If there was ever a time to get into wearing Crocs, 2020 was the perfect year for it. Most of us spent our days shuffling from one room to the other, occasionally leaving the relative safety of our vigorously disinfected homes to go to the grocery store, grab your Amazon package off the front steps or walk blocks to find a mailbox where you could send off your mail-in ballot. Entire industries shifted to work-from-home models out of necessity and a majority of our daily social interaction quickly became mediated by Zoom. We stopped dressing to impress from the waist down (if not entirely, if we're being honest) and shifted our priorities from form to function.

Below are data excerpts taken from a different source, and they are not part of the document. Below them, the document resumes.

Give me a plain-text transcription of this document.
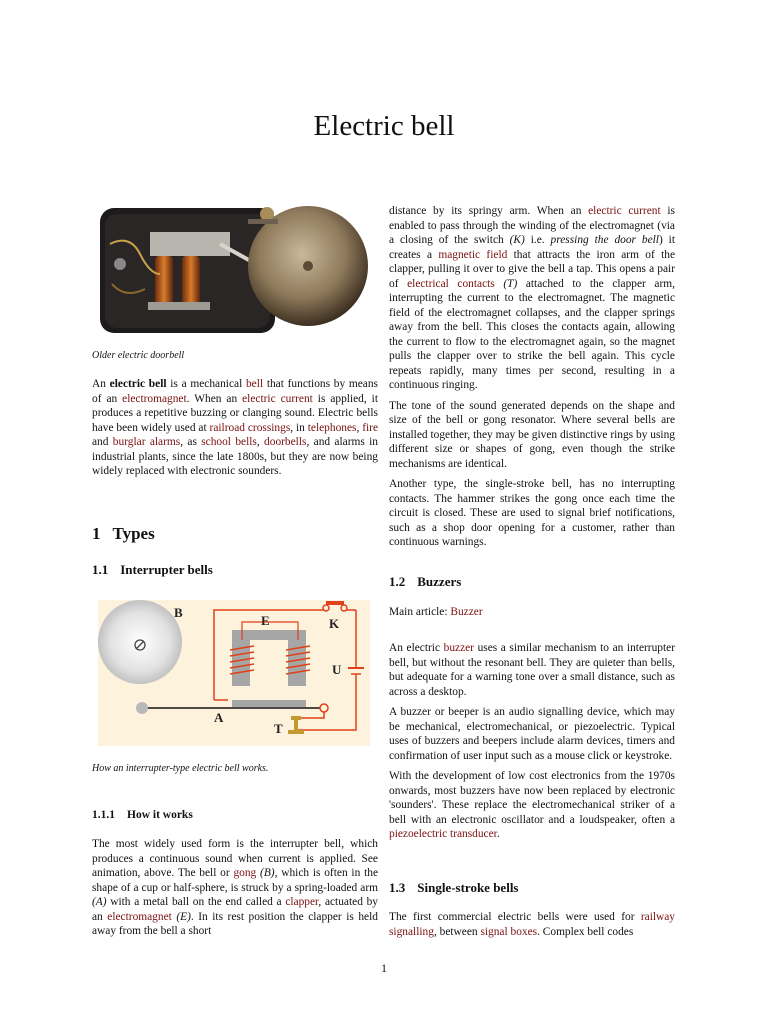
Electric bell
Older electric doorbell

An electric bell is a mechanical bell that functions by means of an electromagnet. When an electric current is applied, it produces a repetitive buzzing or clanging sound. Electric bells have been widely used at railroad crossings, in telephones, fire and burglar alarms, as school bells, doorbells, and alarms in industrial plants, since the late 1800s, but they are now being widely replaced with electronic sounders.

1 Types
1.1 Interrupter bells
B
E	K
U
A
T
How an interrupter-type electric bell works.
1.1.1 How it works

The most widely used form is the interrupter bell, which produces a continuous sound when current is applied. See animation, above. The bell or gong (B), which is often in the shape of a cup or half-sphere, is struck by a spring-loaded arm (A) with a metal ball on the end called a clapper, actuated by an electromagnet (E). In its rest position the clapper is held away from the bell a short

distance by its springy arm. When an electric current is enabled to pass through the winding of the electromagnet (via a closing of the switch (K) i.e. pressing the door bell) it creates a magnetic field that attracts the iron arm of the clapper, pulling it over to give the bell a tap. This opens a pair of electrical contacts (T) attached to the clapper arm, interrupting the current to the electromagnet. The magnetic field of the electromagnet collapses, and the clapper springs away from the bell. This closes the contacts again, allowing the current to flow to the electromagnet again, so the magnet pulls the clapper over to strike the bell again. This cycle repeats rapidly, many times per second, resulting in a continuous ringing.

The tone of the sound generated depends on the shape and size of the bell or gong resonator. Where several bells are installed together, they may be given distinctive rings by using different size or shapes of gong, even though the strike mechanisms are identical.

Another type, the single-stroke bell, has no interrupting contacts. The hammer strikes the gong once each time the circuit is closed. These are used to signal brief notifications, such as a shop door opening for a customer, rather than continuous warnings.

1.2 Buzzers

Main article: Buzzer

An electric buzzer uses a similar mechanism to an interrupter bell, but without the resonant bell. They are quieter than bells, but adequate for a warning tone over a small distance, such as across a desktop.

A buzzer or beeper is an audio signalling device, which may be mechanical, electromechanical, or piezoelectric. Typical uses of buzzers and beepers include alarm devices, timers and confirmation of user input such as a mouse click or keystroke.

With the development of low cost electronics from the 1970s onwards, most buzzers have now been replaced by electronic 'sounders'. These replace the electromechanical striker of a bell with an electronic oscillator and a loudspeaker, often a piezoelectric transducer.

1.3 Single-stroke bells

The first commercial electric bells were used for railway signalling, between signal boxes. Complex bell codes

1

Known for being extremely comfy, fairly inexpensive and easy to clean, the humble Croc became a natural fit. You could use it as a house shoe and make a quick run to the bodega without feeling at least slightly more dignified than walking out in a pair of slippers like you know you wanted to do. There is also a lack of pretentiousness to the Croc that resonates more with our time than a pair of Air Jordans could ever hope to achieve. It's a shoe that does more than bare minimum and by design invites people to customize, personalize and fully make them their own. Crocs are a shoe of the people.
Looking ahead to 2021, Wilhelm says that 2020 was undoubtedly a big year for Crocs, but their success is anything but a fluke. "Crocs will continue to collaborate with other personalities and brands that make sense for both parties, emphasizing personalization in all that we do," she says. "Beyond product, the brand will prioritize delivering comfort when and where it's needed most through philanthropic endeavors. This was a historic year for the brand, but there are exciting things on the horizon in 2021."